10 Greatest Star Trek Moments In 2024

Don't try to be a great Star Trek moment, just be a moment. We'll do the judging after that.

By Jack Kiely /

*Warning! This is a spoiler alert for the fifth and final season of Star Trek: Lower Decks in particular.*

2023 and 2022 were bumper, wall-to-wall years of Star Trek. 2024 was no slacker either. Three whole seasons of three separate series aired between April and December. In November, an extraordinary short film moved millions. Star Trek: Discovery wrapped up on a touching glimpse at its own future. Star Trek: Lower Decks is about to conclude after a strong season. The second of Star Trek: Prodigy was arguably one of the best ever made.

2024 was also the year of big reveals for what was to come in the next and the next. "Sitting on that secret [for months] was tough," Robert Picardo, up in Toronto for filming, told TVO Today's Steve Paikin this October. That secret being, The Doctor was to be re-activated in live-action for Star Trek: Starfleet Academy. Comic-Cons in 2024 were for ever-expanding cast lists.

Elsewhere, fans got behind the idea of a Miles O'Brien statue in Killarney, launched another plane, and in the case of the French fans, formed an airtight seal around any spoilers for the rest of the world. Prodigy might not have got a third season yet, but it did get a theme park attraction. So did the re-built bridge of the Enterprise-D, both opening in 2025.

"Wait, everyone, shut up!" That's… that's Harry Kim! No, that's a room full of Harrys Kim! And one of them has a whole TWO pips. We knew the now-not-forever-Ensign was appearing in Lower Decks from the official trailer. What we didn't know was just how many of his Star Trek colleagues would be starring alongside him in the brilliant Fissure Quest. Garrett Wang is one of the last of the Voyager main cast to reprise his role. Now, someone just needs to persuade Roxann Dawson, and we'll have an entry for next year.

10. Grass Is Greener; Grass Is Breener

On the other side of the "heavy emo" of season four, as Jonathan Frakes put it to Star Trek Explorer Magazine (via TrekMovie), season five of Star Trek: Discovery was generally lighter fare. It still had the high stakes, but it wasn't taking itself quite so seriously. If the show had to go out, at least it went out on greener — Breener — pastures.

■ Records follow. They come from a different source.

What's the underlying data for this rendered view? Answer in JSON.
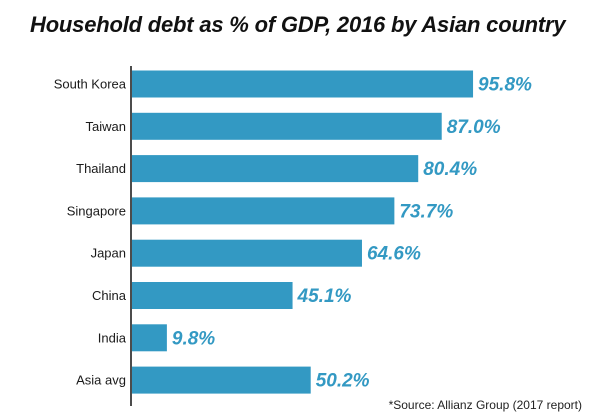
{
  "chart_data": {
    "type": "bar",
    "orientation": "horizontal",
    "title": "Household debt as % of GDP, 2016 by Asian country",
    "categories": [
      "South Korea",
      "Taiwan",
      "Thailand",
      "Singapore",
      "Japan",
      "China",
      "India",
      "Asia avg"
    ],
    "values": [
      95.8,
      87.0,
      80.4,
      73.7,
      64.6,
      45.1,
      9.8,
      50.2
    ],
    "value_labels": [
      "95.8%",
      "87.0%",
      "80.4%",
      "73.7%",
      "64.6%",
      "45.1%",
      "9.8%",
      "50.2%"
    ],
    "xlabel": "",
    "ylabel": "",
    "xlim": [
      0,
      100
    ],
    "grid": false,
    "legend": "none",
    "bar_color": "#3399c3",
    "label_color": "#3399c3",
    "source": "*Source: Allianz Group (2017 report)"
  }
}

Speaking of, if you're looking for L'ak, you won't find him over the fence, but up the Jefferies tube. That was Elias Toufexis' on-set hideaway during the filming of Mirrors, as the actor noted on Twitter. A life-long fan of Star Trek (and then some), Toufexis was geeking out about his role just as much as we were watching him. Breen courier, and reluctant scion of the Imperium, L'ak — and Toufexis — made Trek history. Galactic hell hadn't frozen over, but it was still a bit chilly beneath the mask. L'ak was the first Breen we'd seen take it off.

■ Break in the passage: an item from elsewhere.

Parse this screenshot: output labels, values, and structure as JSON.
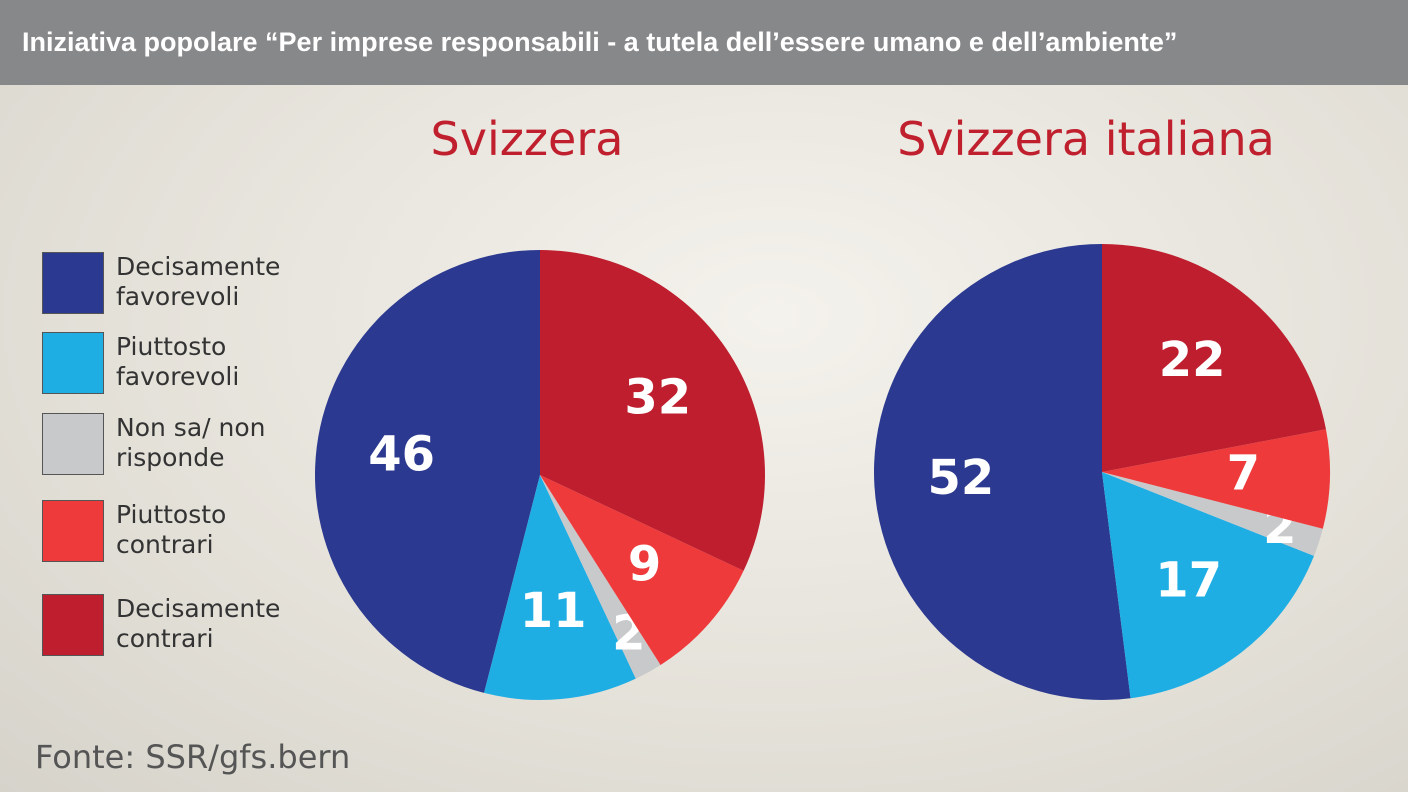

From Breen and green to the red forests of Sanctuary Four, the fence at the end of the series was to keep Alice safely out. With the news of Discovery's cancellation looming over like that Breen dreadnought, producers sought to construct a coda. The result wasn't perfect, but overall, it was an elegant way to say goodbye to the series that had said its "Vulcan Hello" to contemporary Trek. The 'Red' of one last Red Directive for Discovery, the ship, was then a future for Craft.